A further benefit of integrating the HCSD community comes through the collaboration of committees inside education such as the HCSD School Board, and organisations outside of education, such as the City of Hilliard’s Environmental Sustainability Commission. Students have presented progress presentations to these groups, which can lead to tangible actions regarding traffic flow around schools, a drive towards public transportation, and further public awareness on the problems associated with air pollution.
This work has also led to other collaborations centered on education. Dr May and Dr Hyder have recently begun work with Dublin City Schools’ Emerald Campus’ Engineering Academy to integrate a similar project into their curriculum, and Dr May has been working with the Columbus Public Health Department and Worthington City Schools to install sensors that will provide localised data for students to explore in the classroom.
This project ticks two final important boxes. Firstly, the data will be of continuous importance to the long-term monitoring of air quality in Columbus OH. If real-world changes are made the sensors will be vital to understanding if these changes are successful. Secondly, this initiative has the potential to be expanded across cities across the US, and the project template could be used worldwide. Although other groups are deploying low-cost sensors in urban areas what sets this project apart is the strong collaboration with local high schools. This low-cost, citizen science blueprint spreads the workload across institutions whilst integrating education and STEM themes. Hopefully it won’t be long until we see the TRAP reeling in data across cities in Europe, Asia, and beyond.
What advice would you give to other researchers about to embark on a citizen science project?
<> 1. Start early! We were very lucky to find some teachers and school districts who were willing collaborators from the outset, but this may not always be the case.
2. Temper your expectations.

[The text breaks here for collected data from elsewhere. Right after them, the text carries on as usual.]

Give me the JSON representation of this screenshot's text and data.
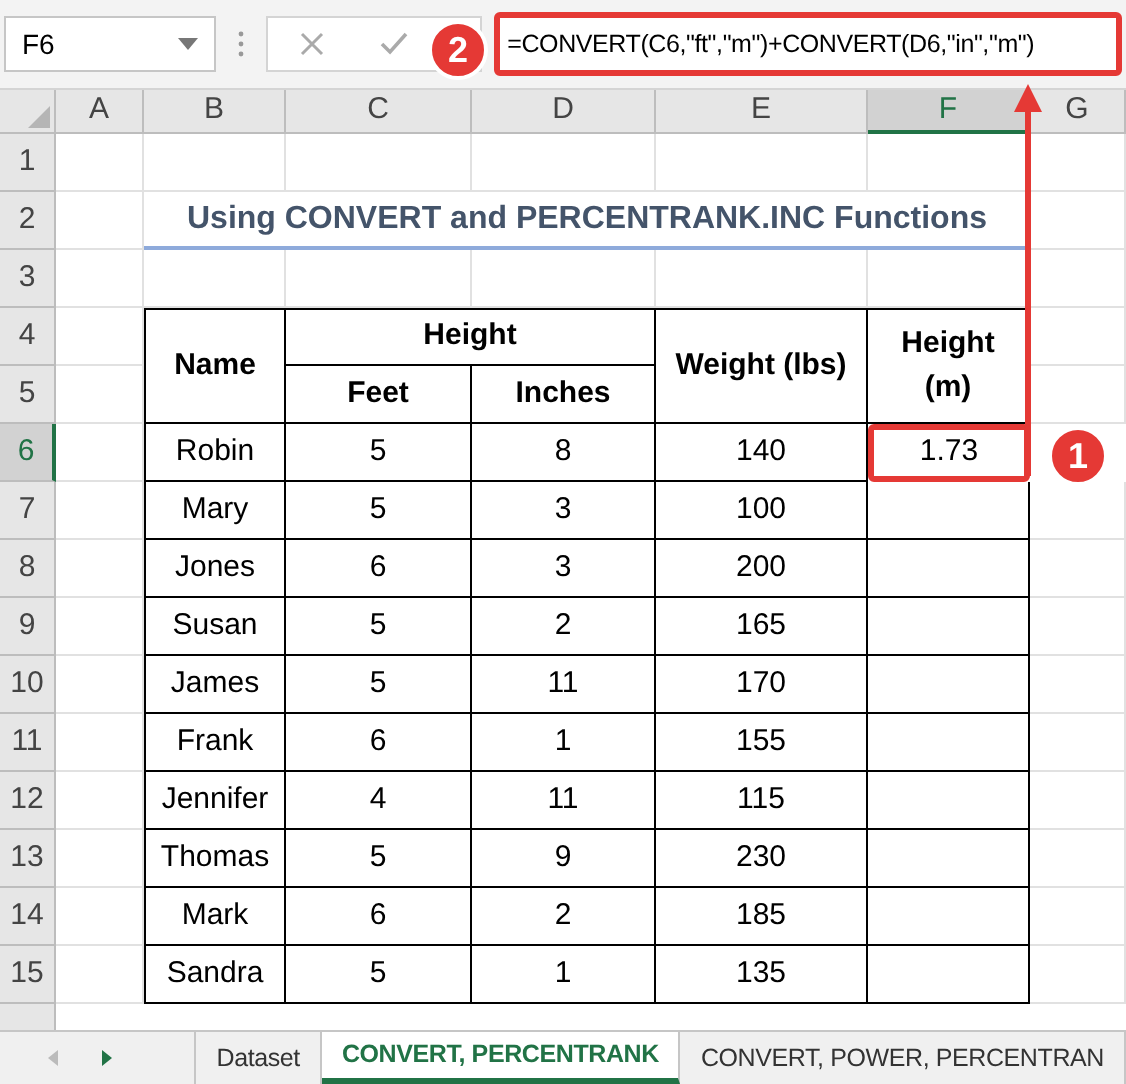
{
  "name_box": "F6",
  "formula": "=CONVERT(C6,\"ft\",\"m\")+CONVERT(D6,\"in\",\"m\")",
  "columns": [
    {
      "label": "A",
      "selected": false
    },
    {
      "label": "B",
      "selected": false
    },
    {
      "label": "C",
      "selected": false
    },
    {
      "label": "D",
      "selected": false
    },
    {
      "label": "E",
      "selected": false
    },
    {
      "label": "F",
      "selected": true
    },
    {
      "label": "G",
      "selected": false
    }
  ],
  "rows": [
    {
      "label": "1",
      "selected": false
    },
    {
      "label": "2",
      "selected": false
    },
    {
      "label": "3",
      "selected": false
    },
    {
      "label": "4",
      "selected": false
    },
    {
      "label": "5",
      "selected": false
    },
    {
      "label": "6",
      "selected": true
    },
    {
      "label": "7",
      "selected": false
    },
    {
      "label": "8",
      "selected": false
    },
    {
      "label": "9",
      "selected": false
    },
    {
      "label": "10",
      "selected": false
    },
    {
      "label": "11",
      "selected": false
    },
    {
      "label": "12",
      "selected": false
    },
    {
      "label": "13",
      "selected": false
    },
    {
      "label": "14",
      "selected": false
    },
    {
      "label": "15",
      "selected": false
    }
  ],
  "title": "Using CONVERT and PERCENTRANK.INC Functions",
  "table": {
    "headers": {
      "name": "Name",
      "height": "Height",
      "feet": "Feet",
      "inches": "Inches",
      "weight": "Weight (lbs)",
      "height_m": "Height (m)"
    },
    "rows": [
      {
        "name": "Robin",
        "feet": "5",
        "inches": "8",
        "weight": "140",
        "height_m": "1.73",
        "selected": true
      },
      {
        "name": "Mary",
        "feet": "5",
        "inches": "3",
        "weight": "100",
        "selected": false
      },
      {
        "name": "Jones",
        "feet": "6",
        "inches": "3",
        "weight": "200",
        "selected": false
      },
      {
        "name": "Susan",
        "feet": "5",
        "inches": "2",
        "weight": "165",
        "selected": false
      },
      {
        "name": "James",
        "feet": "5",
        "inches": "11",
        "weight": "170",
        "selected": false
      },
      {
        "name": "Frank",
        "feet": "6",
        "inches": "1",
        "weight": "155",
        "selected": false
      },
      {
        "name": "Jennifer",
        "feet": "4",
        "inches": "11",
        "weight": "115",
        "selected": false
      },
      {
        "name": "Thomas",
        "feet": "5",
        "inches": "9",
        "weight": "230",
        "selected": false
      },
      {
        "name": "Mark",
        "feet": "6",
        "inches": "2",
        "weight": "185",
        "selected": false
      },
      {
        "name": "Sandra",
        "feet": "5",
        "inches": "1",
        "weight": "135",
        "selected": false
      }
    ]
  },
  "callouts": [
    "1",
    "2"
  ],
  "sheet_tabs": [
    {
      "label": "Dataset",
      "selected": false
    },
    {
      "label": "CONVERT, PERCENTRANK",
      "selected": true
    },
    {
      "label": "CONVERT, POWER, PERCENTRAN",
      "selected": false
    }
  ]
}
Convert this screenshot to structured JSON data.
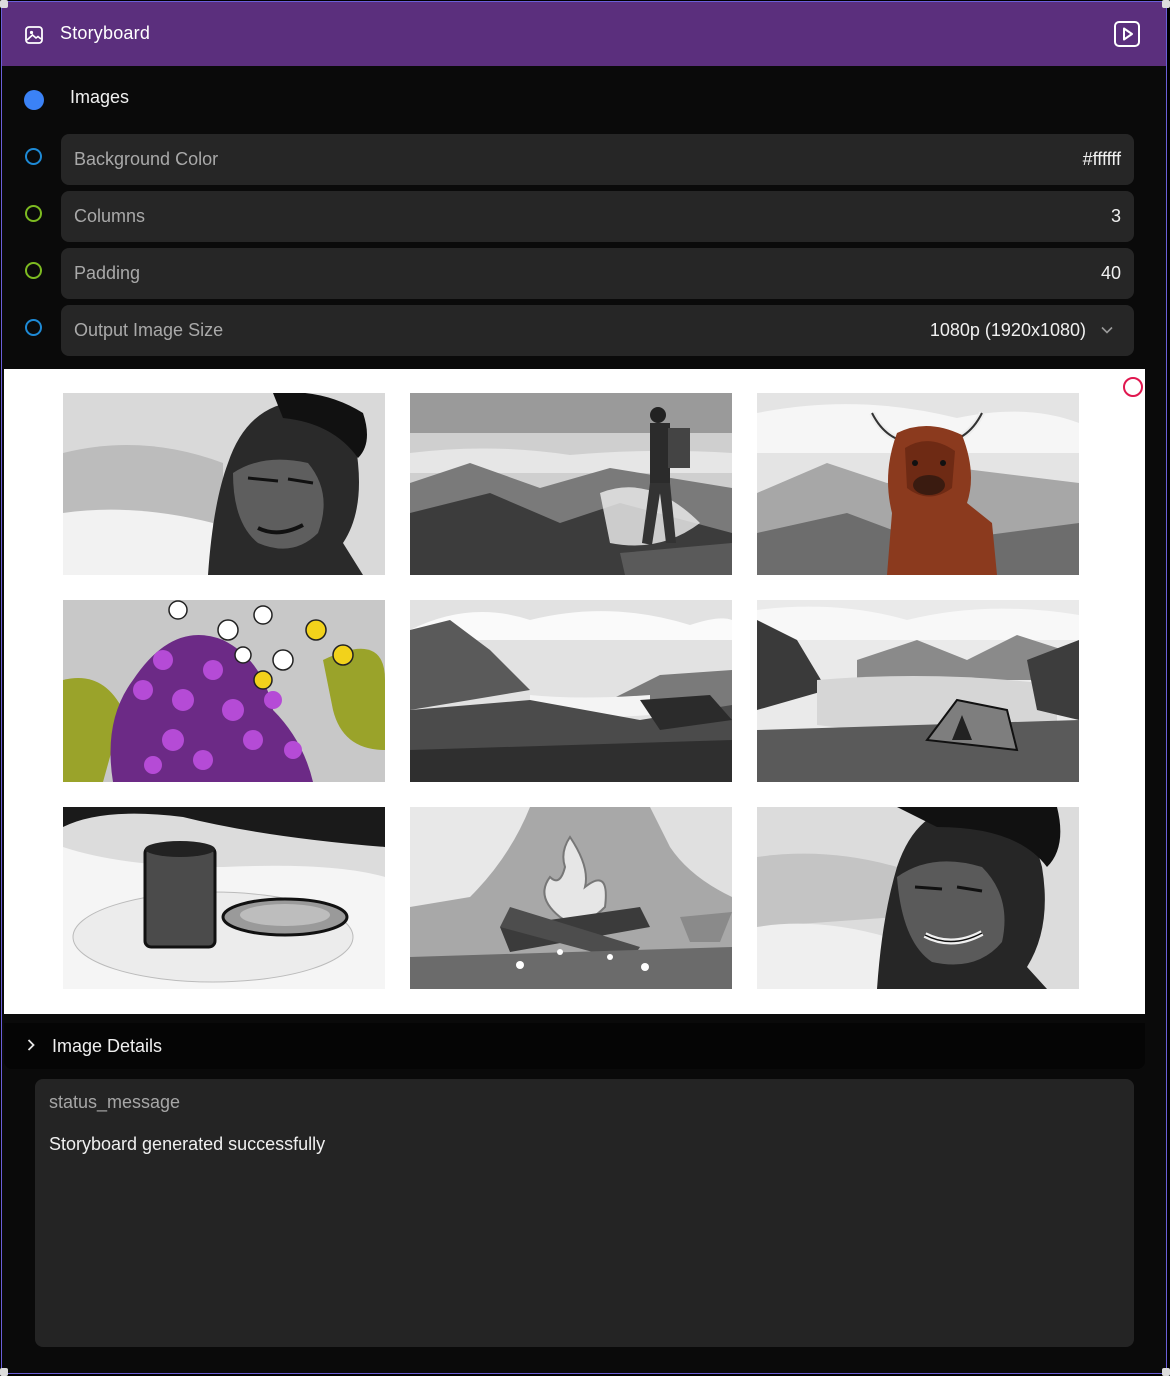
{
  "header": {
    "title": "Storyboard",
    "image_icon": "image-icon",
    "run_icon": "play-square-icon",
    "color": "#5b2f7d"
  },
  "inputs": {
    "images_label": "Images",
    "fields": [
      {
        "label": "Background Color",
        "value": "#ffffff",
        "socket_color": "#1e8ad6"
      },
      {
        "label": "Columns",
        "value": "3",
        "socket_color": "#7dbb21"
      },
      {
        "label": "Padding",
        "value": "40",
        "socket_color": "#7dbb21"
      },
      {
        "label": "Output Image Size",
        "value": "1080p (1920x1080)",
        "socket_color": "#1e8ad6"
      }
    ]
  },
  "storyboard": {
    "background": "#ffffff",
    "columns": 3,
    "frames": [
      "portrait-man-serious",
      "hiker-on-cliff",
      "highland-cow",
      "purple-flowers",
      "mountain-valley-lake",
      "tent-by-lake",
      "cup-and-plate",
      "campfire",
      "portrait-man-smiling"
    ]
  },
  "details": {
    "label": "Image Details",
    "icon": "chevron-right-icon"
  },
  "status": {
    "key": "status_message",
    "message": "Storyboard generated successfully"
  }
}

At this point, we only have limited data collection with HCSD. This has been integrated into a course, so there are other educational objectives that the students must meet. It also took a while to fully get things up and running, and there has been some iteration on the previous efforts during each subsequent year. We could address this issue by explicitly providing the students with a model for how to do everything but allowing them to struggle through the problem-solving and engineering design on their own is arguably better from an educational perspective.